Анатольевна Капитанова Людмила
Шрифт:
В стихотворениях 1880-х годов поэт создает тип лирического героя, во многом близкий к надсоновскому. Это образ «усталого», «сомневающегося» человека, «каждый чуткий нерв» которого «болезненно дрожит» «струной надорванной мучительным разладом» («Блажен, кто цель избрал, кто вышел на дорогу...», 1884). В то же время он «устал» «вечно сомневаться» ив поисках выхода жаждет, как и лирический герой Над-сона,
Чему бы ни было отдаться,
Но отдаться страстно, всей душой.
(«На распутье», 1883)
Однако в процитированном стихотворении, наряду с болезненной абсолютизацией лирического порыва, свойственного Надсону, можно найти и полемику с этой установкой. Герой не желает променять «сомненье» и «тоску», как бы ни угнетали они его сознание, на бездумное «счастие цветка». Замкнуться, как Надсон, в беспорядочной сумятице своих сомнений, объявив саму стихию лирического порыва идеалом творчества, Мережковский не захотел. Он не приемлет надсоновского неверия в силу человеческого разума и поступательный ход истории. «Мне бы хотелось, умирая, сказать, — писал он Надсону в 1883 г. — Все-таки мир прекрасен, даже в этой глубочайшей бездне сомненья, позора и мук я чувствую благодатное присутствие Бога»102. Лирический герой раннего Мережковского — личность более многогранная, более уверенная в себе, чем герой Надсона. Это не только безвольный, сомневающийся во всем человек, но и правдоискатель, бесстрашно взыскующий у Творца ответа о смысле и цели человеческого бытия: «Но безжалостный рок / / Не хочу умолять, //В страхе вечном пред ним // Не могу трепетать...» («Знаю сам, что я зол...», 1882).
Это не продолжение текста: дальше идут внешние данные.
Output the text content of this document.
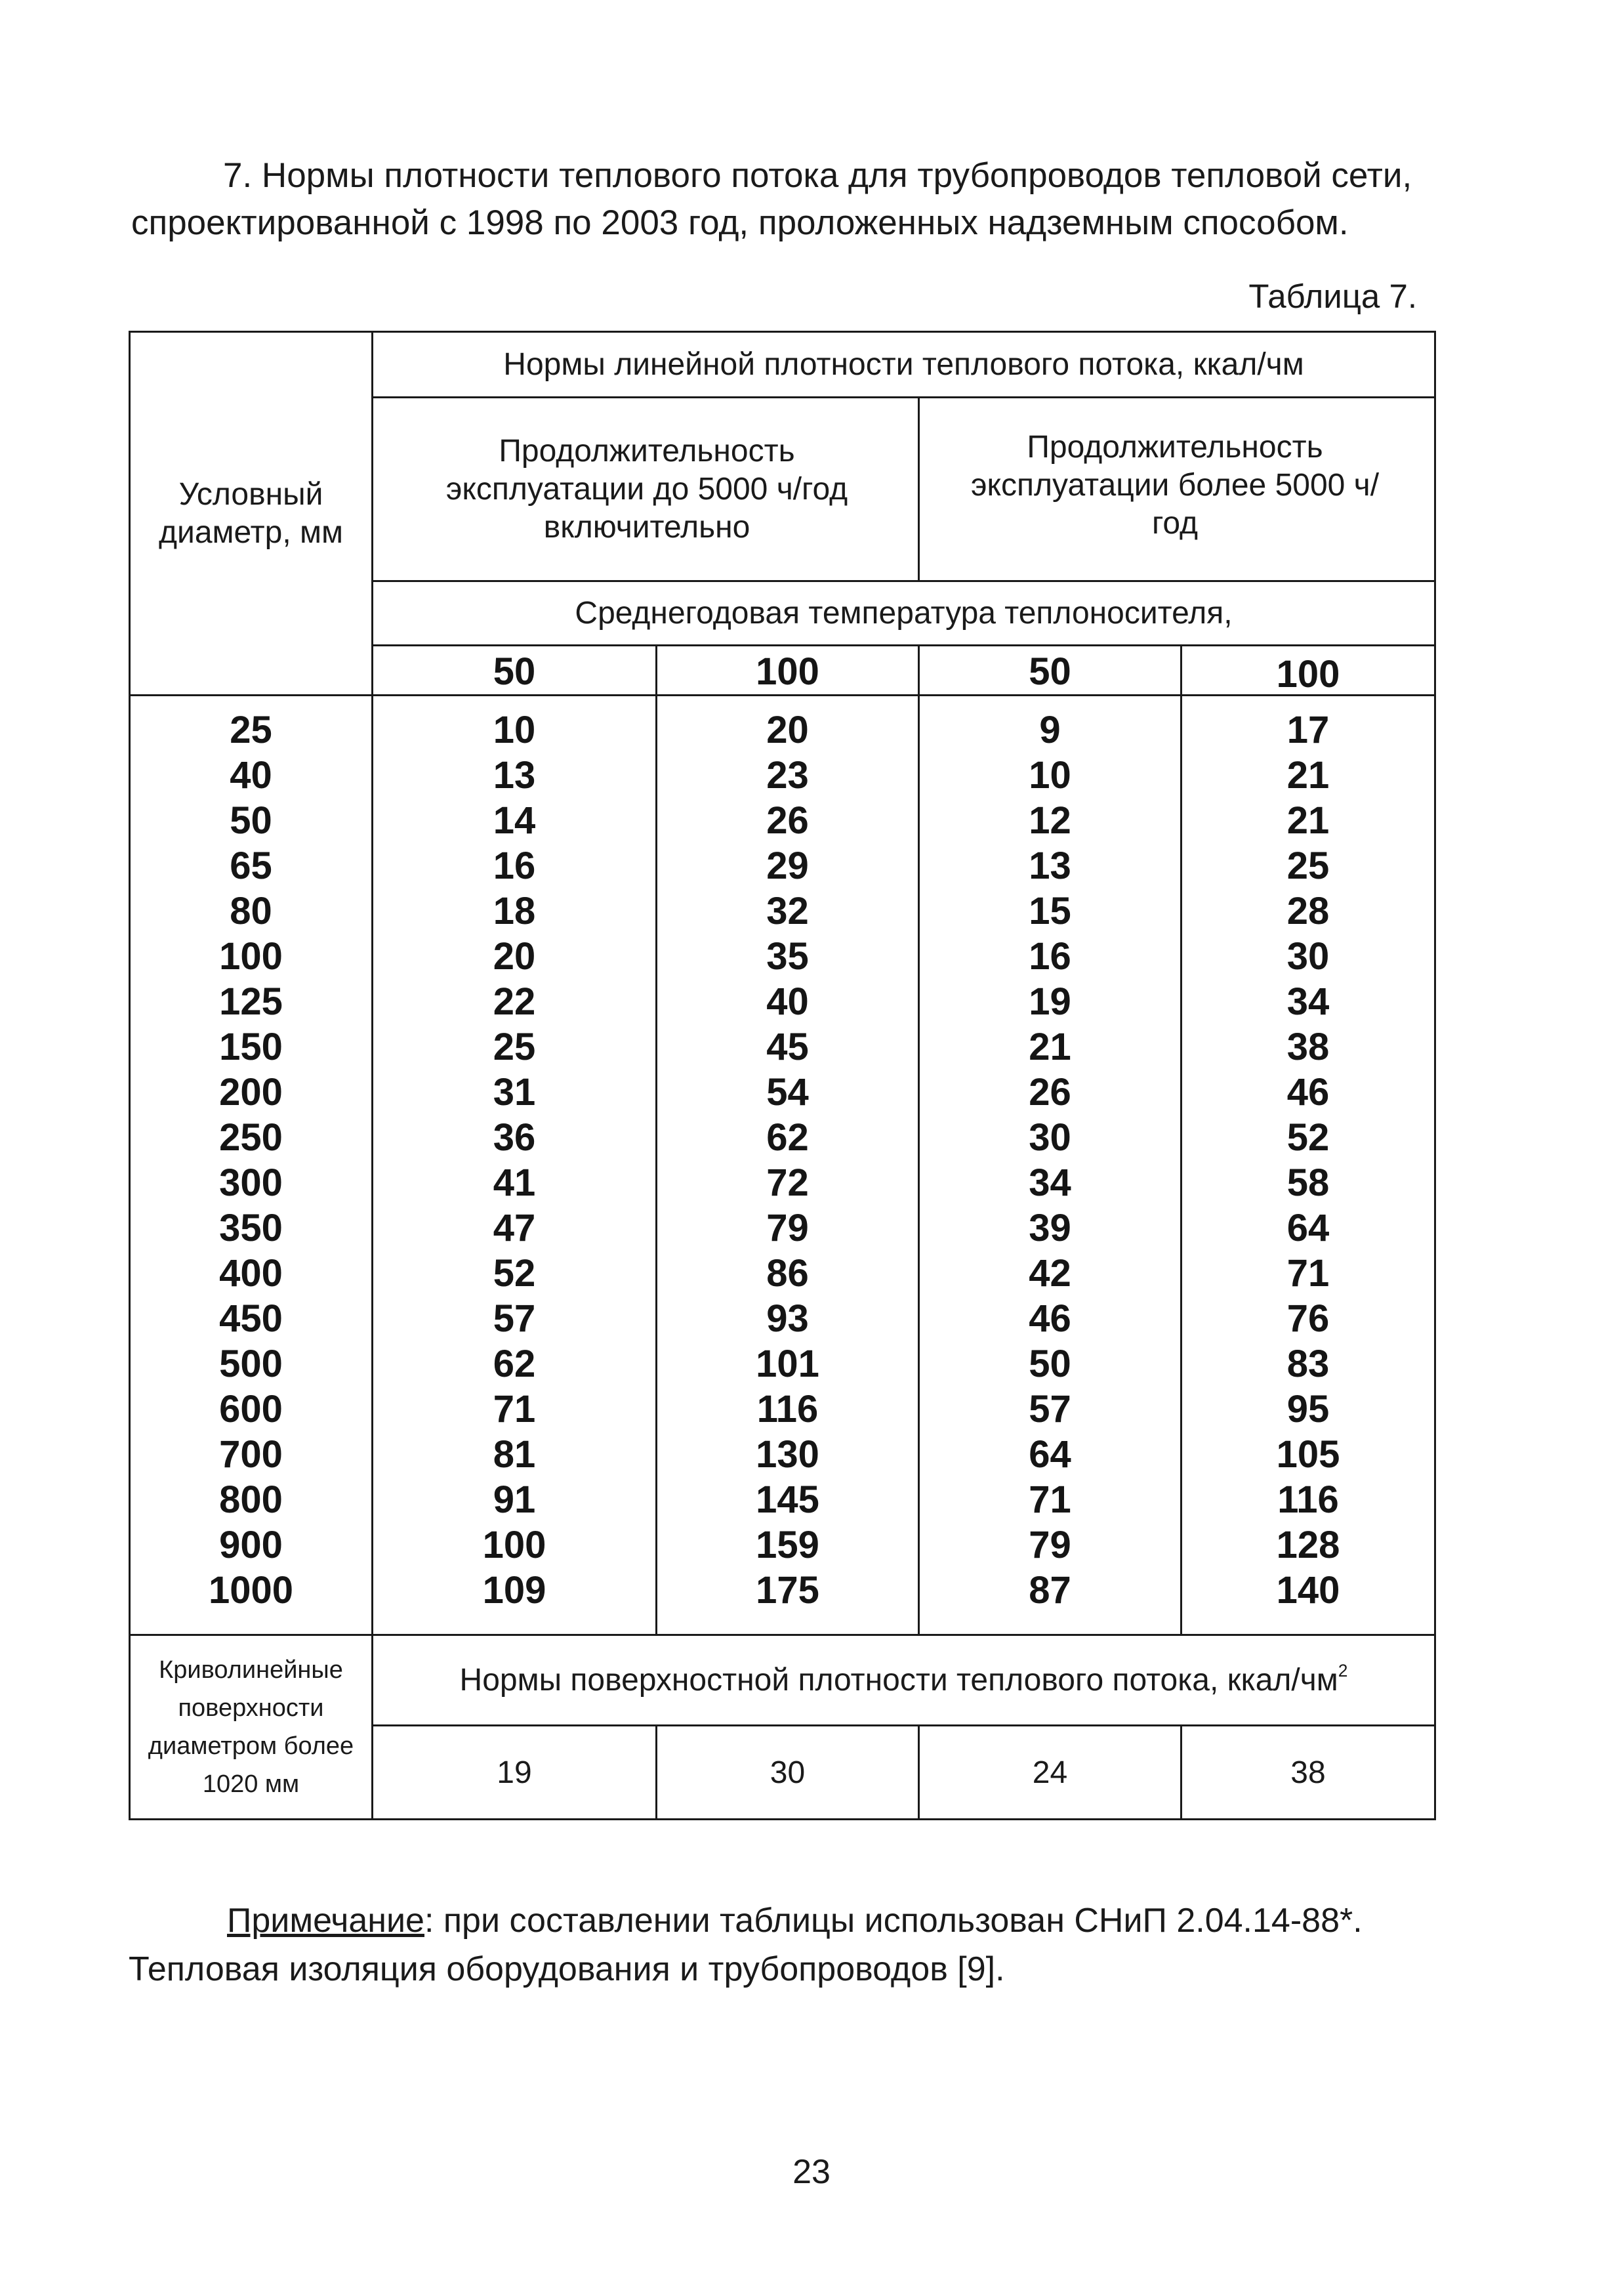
7. Нормы плотности теплового потока для трубопроводов тепловой сети,
спроектированной с 1998 по 2003 год, проложенных надземным способом.
Таблица 7.
Условный диаметр, мм
Нормы линейной плотности теплового потока, ккал/чм
Продолжительность эксплуатации до 5000 ч/год включительно
Продолжительность эксплуатации более 5000 ч/год
Среднегодовая температура теплоносителя,
50	100	50	100
25	10	20	9	17
40	13	23	10	21
50	14	26	12	21
65	16	29	13	25
80	18	32	15	28
100	20	35	16	30
125	22	40	19	34
150	25	45	21	38
200	31	54	26	46
250	36	62	30	52
300	41	72	34	58
350	47	79	39	64
400	52	86	42	71
450	57	93	46	76
500	62	101	50	83
600	71	116	57	95
700	81	130	64	105
800	91	145	71	116
900	100	159	79	128
1000	109	175	87	140
Криволинейные поверхности диаметром более 1020 мм
Нормы поверхностной плотности теплового потока, ккал/$чм^2$
19	30	24	38
Примечание: при составлении таблицы использован СНиП 2.04.14-88*.
Тепловая изоляция оборудования и трубопроводов [9].
23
Тайну двойственности собственного «я» Мережковский склонен понимать как часть духовной драмы всего поколения «безвременья», которое безуспешно стремится примирить в своем культурном опыте наследие двух великих эпох — эпохи бессознательной, безотчетной веры в гармонию и благость бытия (идеализм пушкинской поры) и эпохи нигилизма (научный позитивизм писаревского толка). «Наше время, — писал Мережковский в трактате “О причинах упадка и о новых течениях современной русской литературы” (1892), — должно определить двумя противоположными чертами: это время самого крайнего материализма и вместе с тем страстных идеальных порывов духа. <...> Последние требования религиозного чувства сталкиваются с последними выводами опытных знаний». Поиски «нового идеализма», «сознательного» и «божественного» вместе, и станут тем требованием, которое Мережковский предъявит своему поколению в качестве первоочередной культурной задачи. В системе «нового идеализма» рассудочное отрицание Бога является иной формой духовного томления по вере в «настоящего», «подлинного» Творца:
Я Бога жаждал — и не знал;
Еще не верил, но, любя,
Пока рассудком отрицал, —
Я сердцем чувствовал Тебя
(«Бог», <1890>)
Впоследствии требование синтеза Веры и Знания организует в творчестве Мережковского содержание грандиозного культурного мифа, в свете которого поэт попытается осмыслить религиозный опыт всего человечества. В этом опыте, вечно враждуя, прочно переплетаются между собой апология мистического откровения и реального опыта, «религия духа» и «религия плоти», христианство и язычество, правда Христа и правда Антихриста. Больше всего его привлекают те исторические эпохи, где эти нравственные полюса человеческого духа тесно сосуществуют, друг сквозь друга «просвечивают», странно «двоятся». Двоевластие «духа» и «плоти», «неба» и «земли» чудится герою лирики Мережковского везде. И в здании римского Пантеона, со стен которого друг на друга глядят мученическое лицо распятого Спасителя и — взывающие к радостям земной плоти лики олимпийских богов («Пантеон», 1891). И в почитании римлянами-католиками дня святого Констанция — праздника, больше напоминающего вакхическую оргию, чем «дух Христовой церкви» («Праздник Св. Констанция», 1891). Ив песне вакханок, в которой после клича «Эван-эвое» неожиданно слышится евангельская цитата: «Унынье — величайший грех» («Песня вакханок», 1894). И даже в духовном облике современного Поэта, которому по-христиански «сладок <...> венец забвенья темный», но и языческое чувство «безумной свободы» дорого не менее («Поэт», 1894). Дух Вакха, следовательно, чудесным образом познается в духе Христа — и наоборот.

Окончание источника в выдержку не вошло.